Mullite and spinel sols as binder for high alumina refractory castables

Abstract

Ever-increasing demand and application of unshaped refractories replacing shaped ones have inspired the scientists and manufacturers to investigate these materials in depth for further improving the quality and performance. Among the various unshaped refractories, castables lead in all the areas of research, development, manufacturing and application. Physical, mechanical, chemical and thermo-mechanical characteristics of various castable systems as well as their processing and bonding mechanisms are the focus of such investigations. Among different bonding materials calcium aluminate (CA) cement is most common, but presence of CaO results in low melting phases with Al2O3 and SiO2 refractory systems, resulting in poor hot properties. To avoid the crisis, decrease in cement content and use of alternate bonding system were widely experimented. Among alternate bonding materials, development of sol-gel technique has opened a new horizon in bonding system for refractory technologists. The principle behind sol gel bonding is the formation of a 3-dimensional network (gel) of particles that surrounds the refractory materials and which on subsequent heating develop strength by formation of ceramic bonding through sintering. In the present work, mullite and spinel sol systems have been developed from chemical precursors and are characterized for confirmation. These sols are used as sole binder in high alumina castable system without containing any cement. High alumina castable with two different particle size distribution has been studied by using two distribution coefficients as per Dinger and Funk model.
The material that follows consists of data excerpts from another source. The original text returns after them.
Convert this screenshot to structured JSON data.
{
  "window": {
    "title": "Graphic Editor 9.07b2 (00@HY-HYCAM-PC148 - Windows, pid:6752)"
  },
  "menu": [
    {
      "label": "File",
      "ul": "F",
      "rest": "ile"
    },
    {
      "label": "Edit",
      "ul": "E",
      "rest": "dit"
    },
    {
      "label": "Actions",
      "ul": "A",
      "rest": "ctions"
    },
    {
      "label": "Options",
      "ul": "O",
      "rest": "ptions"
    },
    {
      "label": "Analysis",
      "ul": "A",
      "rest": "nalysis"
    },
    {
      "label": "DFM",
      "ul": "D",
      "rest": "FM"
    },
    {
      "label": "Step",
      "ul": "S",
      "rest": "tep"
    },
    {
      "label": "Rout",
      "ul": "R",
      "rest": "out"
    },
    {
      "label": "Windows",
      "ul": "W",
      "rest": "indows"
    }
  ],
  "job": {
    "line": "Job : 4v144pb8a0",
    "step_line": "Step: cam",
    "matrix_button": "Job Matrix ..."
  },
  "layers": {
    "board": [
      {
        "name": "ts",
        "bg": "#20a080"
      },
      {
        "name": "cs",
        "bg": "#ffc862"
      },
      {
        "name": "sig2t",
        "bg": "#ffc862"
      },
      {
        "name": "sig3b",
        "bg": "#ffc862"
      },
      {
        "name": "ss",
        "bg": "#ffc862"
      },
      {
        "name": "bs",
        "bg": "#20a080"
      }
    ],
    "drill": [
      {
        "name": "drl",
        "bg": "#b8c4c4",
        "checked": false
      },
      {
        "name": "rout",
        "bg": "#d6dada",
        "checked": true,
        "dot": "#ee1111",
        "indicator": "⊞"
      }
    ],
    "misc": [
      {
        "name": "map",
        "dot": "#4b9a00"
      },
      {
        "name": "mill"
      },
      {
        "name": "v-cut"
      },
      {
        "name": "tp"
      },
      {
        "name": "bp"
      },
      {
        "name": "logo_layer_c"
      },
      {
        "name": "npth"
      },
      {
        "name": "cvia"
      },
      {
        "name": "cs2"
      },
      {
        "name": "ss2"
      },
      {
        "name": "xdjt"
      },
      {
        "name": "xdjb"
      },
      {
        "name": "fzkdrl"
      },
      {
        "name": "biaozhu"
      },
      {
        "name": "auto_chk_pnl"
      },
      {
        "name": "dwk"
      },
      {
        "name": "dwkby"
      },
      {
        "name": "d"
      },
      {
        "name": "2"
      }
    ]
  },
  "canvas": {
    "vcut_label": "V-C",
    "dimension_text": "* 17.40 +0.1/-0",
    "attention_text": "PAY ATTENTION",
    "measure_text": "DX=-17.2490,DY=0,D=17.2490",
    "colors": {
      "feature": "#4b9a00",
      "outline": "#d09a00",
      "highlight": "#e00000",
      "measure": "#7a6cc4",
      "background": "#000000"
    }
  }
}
The castables are processed conventionally and evaluated at different temperatures for the various refractory properties. Phase analysis and microstructural development are also studied to investigate the reasoning for the properties development. These synthetic sol based castable compositions are further compared for properties with commercially available silica sol and high alumina cement containing compositions processed under exactly similar conditions.